As detailed above, the hydroxy alkyl substituent on the benzthiazole (or benzoxazole or benzazole) moiety of the dye compound increases hydrogen bonding and other interactions between the dye compound and the nucleic acid. Further it appears that the dye compounds bind preferentially, but not exclusively, to nucleic acid grooves. Accordingly, the dye molecules bind DNA more tightly than RNA. Thus, complexes comprising DNA exhibit increased fluorescence relative to those comprising RNA, as shown in Example 5.
The high number of dye molecules bound to a nucleic acid not only increases the fluorescence signal, but also permits detection of lower quantities of nucleic acids relative to commonly used nucleic acid stains, as demonstrated in Examples 2 and 3. The amount of nucleic acid detected by the dye compounds of the invention can and will vary, depending upon a variety of factors, including the detection means. In one embodiment, the dye compound may detect about 10 pg of DNA. In another embodiment, the dye compound may detect about 50 pg of DNA. In an alternate embodiment, the dye compound may detect about 250 pg of DNA. In still another embodiment, the dye compound may detect about 1 ng of DNA. In another alternate embodiment, the dye compound may detect about 5 ng of DNA. In still another alternate embodiment, the dye compound may detect about 0.5 μg of RNA. In another embodiment, the dye compound may detect about 1 μg of RNA. In still another embodiment, the dye compound may detect about 5 μg of RNA.

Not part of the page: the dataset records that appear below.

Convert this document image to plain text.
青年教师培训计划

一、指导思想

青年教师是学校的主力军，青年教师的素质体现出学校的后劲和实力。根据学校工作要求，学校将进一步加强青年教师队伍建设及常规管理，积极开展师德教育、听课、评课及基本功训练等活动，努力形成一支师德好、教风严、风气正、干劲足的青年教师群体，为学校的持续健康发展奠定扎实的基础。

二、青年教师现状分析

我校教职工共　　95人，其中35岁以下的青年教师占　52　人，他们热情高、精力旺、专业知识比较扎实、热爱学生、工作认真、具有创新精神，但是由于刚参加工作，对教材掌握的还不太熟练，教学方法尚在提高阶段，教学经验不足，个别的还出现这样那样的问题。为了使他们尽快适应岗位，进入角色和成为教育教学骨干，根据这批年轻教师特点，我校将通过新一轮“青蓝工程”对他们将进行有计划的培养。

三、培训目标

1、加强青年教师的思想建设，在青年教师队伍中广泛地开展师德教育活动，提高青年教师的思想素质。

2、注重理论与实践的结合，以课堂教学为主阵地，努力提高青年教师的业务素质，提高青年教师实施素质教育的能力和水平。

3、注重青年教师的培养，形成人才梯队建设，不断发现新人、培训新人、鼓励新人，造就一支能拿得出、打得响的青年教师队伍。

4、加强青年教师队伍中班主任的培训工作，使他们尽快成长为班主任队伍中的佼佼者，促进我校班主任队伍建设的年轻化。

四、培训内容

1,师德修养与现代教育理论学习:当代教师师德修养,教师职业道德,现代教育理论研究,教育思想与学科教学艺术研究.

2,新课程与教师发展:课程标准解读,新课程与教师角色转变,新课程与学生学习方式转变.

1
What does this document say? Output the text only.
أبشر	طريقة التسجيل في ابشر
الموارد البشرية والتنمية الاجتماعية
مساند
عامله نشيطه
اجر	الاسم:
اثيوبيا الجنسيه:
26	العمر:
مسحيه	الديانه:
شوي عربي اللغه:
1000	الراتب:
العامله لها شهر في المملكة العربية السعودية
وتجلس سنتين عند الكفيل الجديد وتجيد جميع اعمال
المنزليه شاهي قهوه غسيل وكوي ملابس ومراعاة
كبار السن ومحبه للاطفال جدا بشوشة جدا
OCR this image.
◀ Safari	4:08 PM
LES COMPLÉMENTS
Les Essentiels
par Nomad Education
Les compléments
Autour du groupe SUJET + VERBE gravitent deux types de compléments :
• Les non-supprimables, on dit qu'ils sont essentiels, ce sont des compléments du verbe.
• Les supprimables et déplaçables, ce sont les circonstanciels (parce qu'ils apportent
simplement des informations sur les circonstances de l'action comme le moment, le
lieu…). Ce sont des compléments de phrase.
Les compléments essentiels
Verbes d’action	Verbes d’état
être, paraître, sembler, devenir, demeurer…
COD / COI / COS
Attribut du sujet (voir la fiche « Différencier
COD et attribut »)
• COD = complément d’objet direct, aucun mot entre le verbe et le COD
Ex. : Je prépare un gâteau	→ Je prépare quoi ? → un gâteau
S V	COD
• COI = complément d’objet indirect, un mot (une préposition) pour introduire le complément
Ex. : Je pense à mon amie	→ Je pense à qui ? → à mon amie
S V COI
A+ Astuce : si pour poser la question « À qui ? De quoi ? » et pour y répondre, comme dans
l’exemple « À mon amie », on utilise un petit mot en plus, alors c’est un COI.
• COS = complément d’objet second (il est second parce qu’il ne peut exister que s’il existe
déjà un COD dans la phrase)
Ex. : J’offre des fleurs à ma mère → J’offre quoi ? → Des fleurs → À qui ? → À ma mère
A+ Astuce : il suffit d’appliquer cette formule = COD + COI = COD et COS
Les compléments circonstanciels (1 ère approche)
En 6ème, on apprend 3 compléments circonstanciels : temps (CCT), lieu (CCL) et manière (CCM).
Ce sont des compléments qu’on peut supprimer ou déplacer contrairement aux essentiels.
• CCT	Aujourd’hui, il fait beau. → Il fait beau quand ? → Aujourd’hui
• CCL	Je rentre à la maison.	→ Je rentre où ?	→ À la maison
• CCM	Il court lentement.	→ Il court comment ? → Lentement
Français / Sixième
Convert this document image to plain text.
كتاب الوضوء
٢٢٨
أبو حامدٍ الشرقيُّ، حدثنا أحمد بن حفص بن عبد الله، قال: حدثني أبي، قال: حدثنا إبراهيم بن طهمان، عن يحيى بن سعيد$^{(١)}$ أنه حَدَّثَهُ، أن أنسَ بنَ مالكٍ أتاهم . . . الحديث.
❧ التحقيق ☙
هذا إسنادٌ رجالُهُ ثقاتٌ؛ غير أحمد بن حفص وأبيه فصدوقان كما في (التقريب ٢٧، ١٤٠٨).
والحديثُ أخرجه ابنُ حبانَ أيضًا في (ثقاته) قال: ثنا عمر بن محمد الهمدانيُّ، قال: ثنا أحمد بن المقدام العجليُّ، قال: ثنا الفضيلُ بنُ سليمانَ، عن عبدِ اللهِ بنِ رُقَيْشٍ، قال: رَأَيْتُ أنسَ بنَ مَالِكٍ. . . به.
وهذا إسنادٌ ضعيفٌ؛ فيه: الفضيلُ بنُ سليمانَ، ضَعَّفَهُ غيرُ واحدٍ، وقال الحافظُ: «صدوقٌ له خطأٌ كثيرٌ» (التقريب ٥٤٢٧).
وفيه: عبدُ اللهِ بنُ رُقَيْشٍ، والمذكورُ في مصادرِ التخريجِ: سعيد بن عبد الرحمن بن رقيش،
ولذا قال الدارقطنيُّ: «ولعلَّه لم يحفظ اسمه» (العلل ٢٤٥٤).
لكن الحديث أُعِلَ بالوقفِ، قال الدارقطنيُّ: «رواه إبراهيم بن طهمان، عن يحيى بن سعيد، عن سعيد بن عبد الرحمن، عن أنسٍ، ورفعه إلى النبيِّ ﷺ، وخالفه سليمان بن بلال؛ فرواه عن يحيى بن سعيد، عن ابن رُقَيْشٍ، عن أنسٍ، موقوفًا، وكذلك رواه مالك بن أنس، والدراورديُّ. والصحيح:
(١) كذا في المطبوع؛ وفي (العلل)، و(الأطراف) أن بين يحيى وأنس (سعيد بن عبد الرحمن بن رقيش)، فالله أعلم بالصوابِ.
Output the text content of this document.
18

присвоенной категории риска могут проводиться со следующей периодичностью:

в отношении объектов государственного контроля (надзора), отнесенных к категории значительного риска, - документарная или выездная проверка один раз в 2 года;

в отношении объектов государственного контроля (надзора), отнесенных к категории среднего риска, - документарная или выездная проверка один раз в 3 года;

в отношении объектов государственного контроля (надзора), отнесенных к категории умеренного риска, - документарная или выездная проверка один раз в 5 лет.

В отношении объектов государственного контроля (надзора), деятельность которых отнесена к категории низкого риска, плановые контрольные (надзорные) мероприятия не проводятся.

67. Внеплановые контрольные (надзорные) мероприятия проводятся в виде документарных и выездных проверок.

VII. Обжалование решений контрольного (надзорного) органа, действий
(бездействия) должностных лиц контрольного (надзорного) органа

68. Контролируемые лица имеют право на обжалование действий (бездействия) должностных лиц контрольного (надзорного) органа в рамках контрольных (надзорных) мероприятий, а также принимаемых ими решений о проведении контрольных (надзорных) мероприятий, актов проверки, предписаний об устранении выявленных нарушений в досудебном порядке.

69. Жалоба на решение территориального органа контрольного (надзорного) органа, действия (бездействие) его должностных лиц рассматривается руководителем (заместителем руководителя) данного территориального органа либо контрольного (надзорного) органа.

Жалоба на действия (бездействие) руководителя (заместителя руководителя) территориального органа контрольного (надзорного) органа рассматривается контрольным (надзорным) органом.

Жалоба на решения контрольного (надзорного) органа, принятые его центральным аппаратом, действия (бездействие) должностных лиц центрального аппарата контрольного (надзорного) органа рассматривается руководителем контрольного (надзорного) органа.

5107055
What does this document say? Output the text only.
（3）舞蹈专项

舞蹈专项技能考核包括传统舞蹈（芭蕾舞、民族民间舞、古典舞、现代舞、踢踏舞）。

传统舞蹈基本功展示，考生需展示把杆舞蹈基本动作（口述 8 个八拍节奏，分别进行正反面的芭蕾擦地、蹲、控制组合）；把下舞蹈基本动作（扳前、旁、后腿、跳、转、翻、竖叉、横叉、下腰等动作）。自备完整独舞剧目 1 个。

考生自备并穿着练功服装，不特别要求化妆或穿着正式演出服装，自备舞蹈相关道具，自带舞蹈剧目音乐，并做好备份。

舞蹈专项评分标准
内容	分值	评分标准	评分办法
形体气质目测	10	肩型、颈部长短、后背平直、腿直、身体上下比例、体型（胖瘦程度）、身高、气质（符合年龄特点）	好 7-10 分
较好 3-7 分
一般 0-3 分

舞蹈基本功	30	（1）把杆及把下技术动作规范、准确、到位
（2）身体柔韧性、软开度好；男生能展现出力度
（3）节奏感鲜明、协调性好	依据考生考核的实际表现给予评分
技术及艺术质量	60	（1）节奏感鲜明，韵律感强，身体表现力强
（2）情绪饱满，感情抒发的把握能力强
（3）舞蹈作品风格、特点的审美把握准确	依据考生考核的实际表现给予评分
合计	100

A further aspect of the invention provides methods for staining nucleic acids. The method comprises contacting the nucleic acid with a dye compound of the invention to form at least one dye compound-nucleic acid complex, whereby the dye compound-nucleic acid complex produces a detectable fluorescent signal. The dye compounds and dye compound-nucleic acid complexes were detailed above in Sections I and II, respectively.
The source of the nucleic acid can and will vary. In one embodiment, the nucleic acid may be isolated or purified from a natural source or a chemical synthesis reaction. In another embodiment, the nucleic acid may be part of an enzymatic or biochemical reaction. In an alternate embodiment, the nucleic acid may be unpurified in that it is provided in a cell homogenate or an extract of a cell. The cell may be eukaryotic or prokaryotic. In still another embodiment, the nucleic acid may be provided in a eukaryotic cell, an organelle, a chromosome, a prokaryotic cell, a microorganism, or a virus.
In general, the nucleic acid is contacted with the dye molecule under conditions that permit the formation of dye molecule-nucleic acid complexes. The concentration of the dye molecule and the duration of contact time can and will vary upon the application.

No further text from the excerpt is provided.